Okay, that’s all very vague and if you are not familiar with the sorts of tools and products I am discussing then you may not have any idea of what I am talking about. So let me give you some specifics. Let me start with MDM. Traditionally that’s been about the consistency and accuracy of your data, which you might then use to support a single view of the customer or similar. What vendors (Reltio, Riversand and InfoTrellis are all good examples) are starting to realise is that you want things like sentiment analysis in that single view in order to get a better understanding of customers. So they are building analytics directly into their product offerings. Another common characteristic, shared with Pitney Bowes, is that a number of suppliers are using graph databases to help to understand the relationships between customers and products and influencers. Calculating recommendations (next best offer) becomes much easier once you understand those relationships.

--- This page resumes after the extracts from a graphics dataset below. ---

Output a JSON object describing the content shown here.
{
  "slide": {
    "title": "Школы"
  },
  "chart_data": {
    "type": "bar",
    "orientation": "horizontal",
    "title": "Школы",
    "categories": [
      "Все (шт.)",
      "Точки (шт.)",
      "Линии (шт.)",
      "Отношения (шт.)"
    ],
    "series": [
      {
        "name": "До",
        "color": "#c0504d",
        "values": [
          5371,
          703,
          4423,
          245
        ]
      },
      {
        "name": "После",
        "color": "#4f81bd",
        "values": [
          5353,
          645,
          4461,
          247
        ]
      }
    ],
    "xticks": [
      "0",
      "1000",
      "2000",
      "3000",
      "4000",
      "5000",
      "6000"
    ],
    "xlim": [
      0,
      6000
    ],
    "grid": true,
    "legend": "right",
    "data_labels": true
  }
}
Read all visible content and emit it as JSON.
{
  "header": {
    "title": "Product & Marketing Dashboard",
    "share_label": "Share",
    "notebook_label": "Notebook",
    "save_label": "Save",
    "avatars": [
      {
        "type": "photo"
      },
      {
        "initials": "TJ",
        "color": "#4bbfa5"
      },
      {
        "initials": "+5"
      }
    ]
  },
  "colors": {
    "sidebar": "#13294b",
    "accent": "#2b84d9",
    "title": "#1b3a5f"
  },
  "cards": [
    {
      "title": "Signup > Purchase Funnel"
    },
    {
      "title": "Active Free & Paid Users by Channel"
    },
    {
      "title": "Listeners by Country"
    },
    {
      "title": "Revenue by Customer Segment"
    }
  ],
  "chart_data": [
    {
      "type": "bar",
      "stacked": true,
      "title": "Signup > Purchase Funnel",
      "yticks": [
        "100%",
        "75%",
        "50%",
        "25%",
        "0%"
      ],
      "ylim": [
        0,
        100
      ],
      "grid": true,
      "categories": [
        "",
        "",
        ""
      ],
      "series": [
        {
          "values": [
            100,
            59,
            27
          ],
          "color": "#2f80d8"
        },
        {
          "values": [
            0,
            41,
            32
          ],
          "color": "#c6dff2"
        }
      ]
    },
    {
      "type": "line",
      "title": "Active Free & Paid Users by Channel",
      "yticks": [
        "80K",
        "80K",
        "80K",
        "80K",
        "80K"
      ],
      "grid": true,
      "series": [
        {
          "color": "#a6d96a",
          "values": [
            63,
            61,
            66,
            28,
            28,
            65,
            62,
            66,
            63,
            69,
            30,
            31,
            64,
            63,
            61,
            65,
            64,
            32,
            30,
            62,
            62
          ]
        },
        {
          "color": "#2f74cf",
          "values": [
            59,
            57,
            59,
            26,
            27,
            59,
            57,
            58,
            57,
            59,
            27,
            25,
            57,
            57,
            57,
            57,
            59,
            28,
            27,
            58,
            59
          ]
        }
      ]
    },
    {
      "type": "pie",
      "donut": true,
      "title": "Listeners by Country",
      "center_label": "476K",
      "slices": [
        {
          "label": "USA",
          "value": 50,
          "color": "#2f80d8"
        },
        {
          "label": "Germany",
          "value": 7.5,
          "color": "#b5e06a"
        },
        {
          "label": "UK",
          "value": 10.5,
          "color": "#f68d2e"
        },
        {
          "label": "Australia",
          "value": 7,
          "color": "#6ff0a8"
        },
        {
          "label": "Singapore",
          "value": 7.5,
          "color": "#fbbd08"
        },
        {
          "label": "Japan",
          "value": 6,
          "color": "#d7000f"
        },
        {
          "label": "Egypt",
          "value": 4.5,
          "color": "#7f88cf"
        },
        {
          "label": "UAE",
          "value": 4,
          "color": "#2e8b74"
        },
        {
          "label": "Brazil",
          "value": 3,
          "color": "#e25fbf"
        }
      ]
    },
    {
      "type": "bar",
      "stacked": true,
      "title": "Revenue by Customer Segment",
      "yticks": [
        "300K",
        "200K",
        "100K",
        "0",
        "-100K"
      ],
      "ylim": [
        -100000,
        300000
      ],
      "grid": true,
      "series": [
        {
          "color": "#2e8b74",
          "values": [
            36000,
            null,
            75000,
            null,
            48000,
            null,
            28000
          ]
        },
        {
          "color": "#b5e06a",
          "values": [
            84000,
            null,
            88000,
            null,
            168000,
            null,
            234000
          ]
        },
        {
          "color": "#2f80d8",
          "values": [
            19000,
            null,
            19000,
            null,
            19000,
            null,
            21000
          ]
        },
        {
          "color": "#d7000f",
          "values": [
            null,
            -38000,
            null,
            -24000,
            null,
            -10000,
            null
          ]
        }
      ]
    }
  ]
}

It is the use of graph analytics that is also appearing elsewhere. Diaku has used it in its data governance product for some time, Global IDs uses it in conjunction with data profiling to help (IT) users understand the relationships that exist between data elements across databases. Informatica uses graph visualisations to help to understand metadata relationships and one of the graph database vendors has recently cited a number of its clients using its product for the same purpose.

I think this is going to become more widespread. Both with respect to analytics and graphs. Analytics will increasingly be built-in wherever it makes sense and especially where there is a case for business usage. As far as graphs are concerned I expect to see these deployed much more widely: in version control systems, in test case management, for enterprise architecture, and a lot more within the data governance arena. I would go so far as to suggest that wherever there are complex relationships in play then in the not too distant future, graphs will be a tick-box item. As a general rule I don’t like tick boxes in this sense, but it is such an obvious technology for understanding and exploring complex networks that I think it will become ubiquitous.